Catholic scholar Gary Wills also comes to the defense of nuns and argues that the problem with his church cannot be blamed on the nuns who he says are the ones who uphold good values, using his old teacher Sister Anne O’Connor as an example.
Nuns have always had a different set of priorities from that of bishops. The bishops are interested in power. The nuns are interested in the powerless. Nuns have preserved Gospel values while bishops have been perverting them. The priests drive their own new cars, while nuns ride the bus (always in pairs). The priests specialize in arrogance, the nuns in humility.
Anne O’Connor was just the kind of nun the Vatican is now intent on punishing. She had been a social worker before she became a nun, work that she loved and went back to several times as a Dominican.
Now the Vatican says that nuns are too interested in “the social Gospel” (which is the Gospel), when they should be more interested in Gospel teachings about abortion and contraception (which do not exist). Nuns were quick to respond to the AIDS crisis, and to the spiritual needs of gay people—which earned them an earlier rebuke from Rome. They were active in the civil rights movement. They ran soup kitchens.
The real Gospel must be quashed in the name of the pseudo-Gospel of papal monarchs. Poor Anne O’Connor—she thought caring for the poor was what Jesus wanted. She did not live to see that what Rome wants is all that matters.
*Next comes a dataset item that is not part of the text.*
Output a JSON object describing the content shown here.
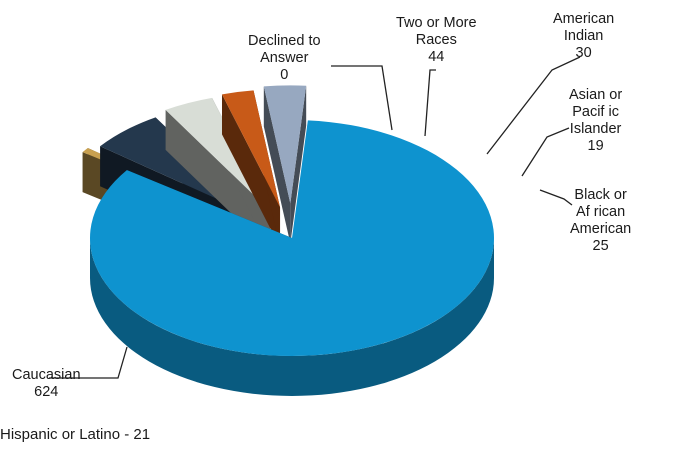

The stereotype of the Catholic nun ranges from the cheerful and helpful singing variety in films like The Sound of Music to the stern and cruel teacher who enjoys rapping students over the knuckles with a ruler for even minor transgressions. Catholic nuns, especially those who taught in schools or ran orphanages or homes for ‘wayward’ girls (i.e., girls who had sex) have had a long history of being portrayed as mean and nasty people, and on many occasions the reputation has been well deserved. (See for example the film The Magdalene Sisters that is based on a true story.)
For them to be now seen as the good representatives of the Catholic Church shows how rotten is the male hierarchy in the church, starting right at the top with the pope.